By Paul Kirby
EU reporter, BBC News
The McCanns also want a hotline and a European children's centre
Gerry and Kate McCann have travelled to Brussels to make the case for an EU-wide alert system for missing children.
Since the disappearance of their daughter Madeleine almost a year ago, the couple travelled across the continent, appealing for help in finding their daughter.
Could an immediate pan-European response have made a difference?
So far, France and Greece are the only EU countries to have introduced full alert systems along the lines of the American Amber scheme which involves immediate broadcasts on radio and television about missing children and information about possible suspects.
Within 30 minutes of a confirmed case of abduction, French authorities can flash up information on a missing child on motorway signs and ads are put out before national news broadcasts.
Britain, Belgium and Germany all have their own schemes but the McCanns want a far more co-ordinated response plan across Europe.
But not everyone is convinced it would work.
German Justice Minister Brigitte Zypries has argued that it would be impractical and may prove counter-productive.
In her view, publishing media ads in the north of Denmark, say, for a child kidnapped in southern Italy would be of little use to any police investigation.
And showing the faces of missing children on a daily basis on television might result in a "dulling effect" on the public.
It may sound an extreme example but it reflects a sentiment that extending alerts across Europe might be an over-reaction which would probably involve extensive bureaucracy.
The reality is that the kidnapping of a child is rare, and most missing children have either run away or they are either taken from their homes by a parent in a separated couple.
According to the charity Reunite, more than 400 children are taken illegally either into or out of UK every year.
Lady Catherine Meyer set up Parents and Abducted Children Together (PACT) after her two young children failed to return from a trip to their father in Germany in 1994, despite a court order.
The McCann proposals
EU-wide missing child alert system
European children centre combining NGOs, governments and police
Missing child hotline
She is with the McCanns in Brussels and believes an alert system would have made all the difference in their case.
"If Madeleine has been abducted by a predator, there would have been a huge chance of her being spotted.
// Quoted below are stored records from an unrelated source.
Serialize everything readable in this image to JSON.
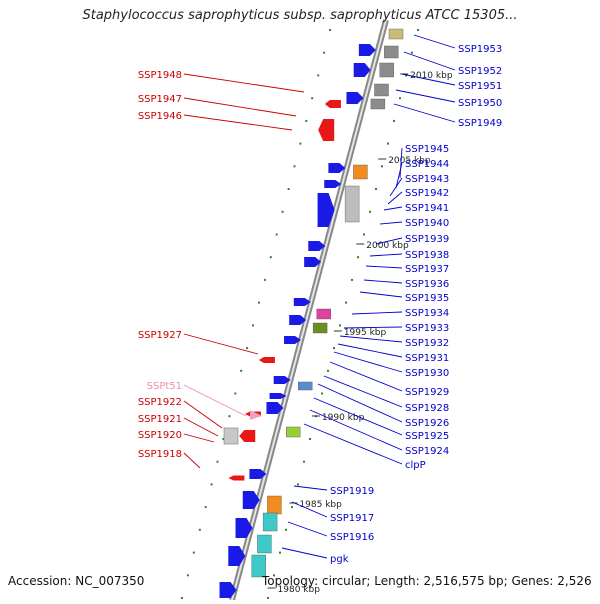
{
  "title": "Staphylococcus saprophyticus subsp. saprophyticus ATCC 15305...",
  "footer": {
    "accession": "Accession: NC_007350",
    "topology": "Topology: circular; Length: 2,516,575 bp; Genes: 2,526"
  },
  "colors": {
    "forward_label": "#0000cc",
    "reverse_label": "#cc0000",
    "trna_label": "#f08cb4",
    "backbone": "#888888",
    "ticks": "#228b22"
  },
  "scale_marks": [
    "2010 kbp",
    "2005 kbp",
    "2000 kbp",
    "1995 kbp",
    "1990 kbp",
    "1985 kbp",
    "1980 kbp"
  ],
  "forward_genes": [
    "SSP1953",
    "SSP1952",
    "SSP1951",
    "SSP1950",
    "SSP1949",
    "SSP1945",
    "SSP1944",
    "SSP1943",
    "SSP1942",
    "SSP1941",
    "SSP1940",
    "SSP1939",
    "SSP1938",
    "SSP1937",
    "SSP1936",
    "SSP1935",
    "SSP1934",
    "SSP1933",
    "SSP1932",
    "SSP1931",
    "SSP1930",
    "SSP1929",
    "SSP1928",
    "SSP1926",
    "SSP1925",
    "SSP1924",
    "clpP",
    "SSP1919",
    "SSP1917",
    "SSP1916",
    "pgk"
  ],
  "reverse_genes": [
    "SSP1948",
    "SSP1947",
    "SSP1946",
    "SSP1927",
    "SSPt51",
    "SSP1922",
    "SSP1921",
    "SSP1920",
    "SSP1918"
  ]
}
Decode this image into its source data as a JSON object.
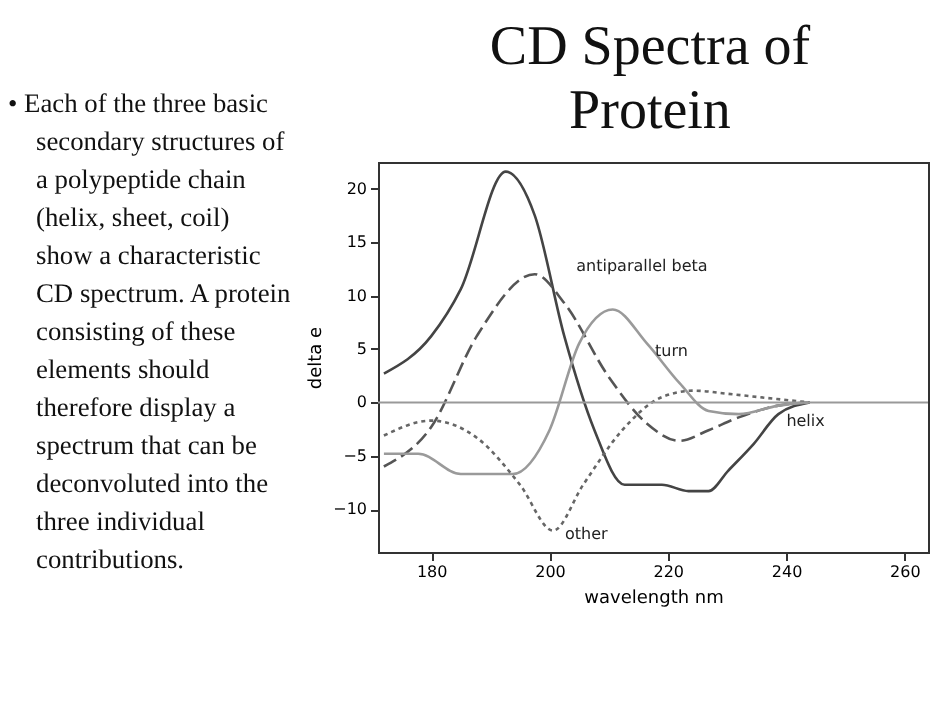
{
  "chart_data": {
    "type": "line",
    "title": "CD Spectra of Protein",
    "xlabel": "wavelength nm",
    "ylabel": "delta e",
    "annotations": [
      "• Each of the three basic secondary structures of a polypeptide chain (helix, sheet, coil) show a characteristic CD spectrum. A protein consisting of these elements should therefore display a spectrum that can be deconvoluted into the three individual contributions."
    ],
    "xlim": [
      171,
      264
    ],
    "xticks": [
      180,
      200,
      220,
      240,
      260
    ],
    "ylim": [
      -14,
      22.5
    ],
    "yticks": [
      -10,
      -5,
      0,
      5,
      10,
      15,
      20
    ],
    "grid": false,
    "marker": "none",
    "ref_lines": [
      {
        "axis": "y",
        "value": 0,
        "color": "#999999"
      }
    ],
    "series": [
      {
        "name": "helix",
        "color": "#444444",
        "line_style": "solid",
        "x": [
          172,
          180,
          185,
          192.6,
          197.5,
          202.5,
          207.6,
          212.7,
          219,
          223.5,
          226.9,
          230.2,
          234.5,
          238.7,
          244
        ],
        "values": [
          2.7,
          6.2,
          10.6,
          21.6,
          17.5,
          6.2,
          -2.6,
          -7.7,
          -7.7,
          -8.3,
          -8.3,
          -6.4,
          -3.9,
          -1.1,
          0
        ]
      },
      {
        "name": "antiparallel beta",
        "color": "#555555",
        "line_style": "dashed",
        "x": [
          172,
          180,
          187.7,
          197.5,
          202.5,
          210,
          216.5,
          222,
          226.9,
          232,
          238.7,
          244
        ],
        "values": [
          -6,
          -2.3,
          6.2,
          12,
          9.3,
          2.4,
          -2,
          -3.6,
          -2.6,
          -1.4,
          -0.3,
          0
        ]
      },
      {
        "name": "turn",
        "color": "#9a9a9a",
        "line_style": "solid",
        "x": [
          172,
          177.8,
          185,
          193.8,
          200,
          205,
          210.7,
          216.5,
          222,
          226.9,
          232,
          238.7,
          244
        ],
        "values": [
          -4.8,
          -4.8,
          -6.7,
          -6.7,
          -2.6,
          5.5,
          8.7,
          5.5,
          1.8,
          -0.8,
          -1.1,
          -0.3,
          0
        ]
      },
      {
        "name": "other",
        "color": "#666666",
        "line_style": "dotted",
        "x": [
          172,
          180,
          187.7,
          195,
          200.6,
          205.7,
          212.3,
          219,
          224.4,
          230.2,
          237,
          244
        ],
        "values": [
          -3.1,
          -1.7,
          -3.3,
          -7.7,
          -12,
          -7.7,
          -2.6,
          0.5,
          1.1,
          0.8,
          0.4,
          0
        ]
      }
    ]
  }
}
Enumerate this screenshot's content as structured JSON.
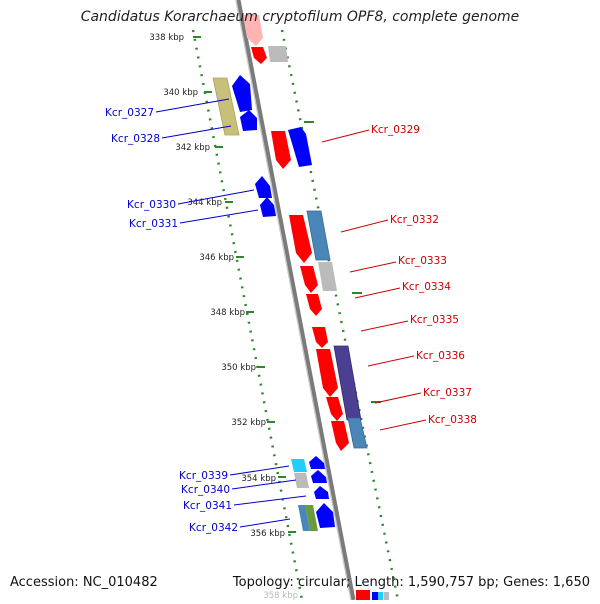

All the exit ports would have been alerted immediately".
Portuguese police had no such mechanism in place and are accused of reacting slowly to her disappearance.
As well as the child alert system, Gerry and Kate McCann would like MEPs to sign up to a Europe-wide missing child hotline and a European children's centre which would co-ordinate the efforts of governments, the police and voluntary groups.
But is the EU the right body to address the issue?
A hotline has already been launched by the European Commission with the aim of giving a single number - 116000 - for parents to report missing children, wherever they are in Europe.
The aim is to extend the hotline to 47 countries, but it has had a slow start.
The McCanns travelled across Europe to raise the profile of the search
Only five of the EU's 27 member states - Belgium, Denmark, Greece, Hungary and Portugal - have so far adopted it, although the European Commission says more are in the pipeline.
British Labour MEP Arlene McCarthy is backing the McCann's campaign and believes the EU should consider making the hotline mandatory across Europe.
Missing Children Europe brings together charities across the continent and is also backing the hotline number.
But, like Germany and Austria, it is not so keen on extending the French alert system across the whole of Europe. Far better, it says, for national alerts to communicate with each other when necessary.
The organisation raises the recent case of a child who disappeared in France close to the Belgian border. While a search began immediately in France, nobody was looking 10 minutes drive away in Belgium.
There is also scepticism that police forces could or would want to work together in large numbers. Sceptics point to the difficulty in bringing together 53 separate forces in the UK.
An ambitious plan for a Europe-wide register for child sex offenders was being mooted. The trouble is not all police forces have a national register to contribute to an international database.
And while the broadcast alerts bring the public into the search for a missing child, there are also questions over what happens to the information from that appeal when it is handed to the police.
At times, since the disappearance of Madeleine McCann, Leicestershire police have had a difficult relationship with their Portuguese counterparts.
Portuguese police plan to hold a reconstruction on the anniversary of the night she disappeared, which British police had called for within weeks of it happening.
British Liberal Democrat MEP Baroness Sarah Ludford is in favour of an EU-wide alert system but says police forces are often reluctant to share the information they have.
"I have no idea whether Madeleine McCann could have been found (after an alert), but it seems to me there is a problem of breaking down barriers in sharing information between police forces across the EU," she says.
"Once you've got the alerts, you've got to make sure something happens to them: you've got ensure that pedalling furiously underneath are police forces who are talking to each other and leaving no stone unturned."
For Lady Meyer, the EU could play a vital role in improving the police response to child abduction by organising training programmes. And she thinks a new approach could save lives.
"How would you feel if it was your child who had been abducted by a predator? If we can save one child through a system like that, then it would be worth it."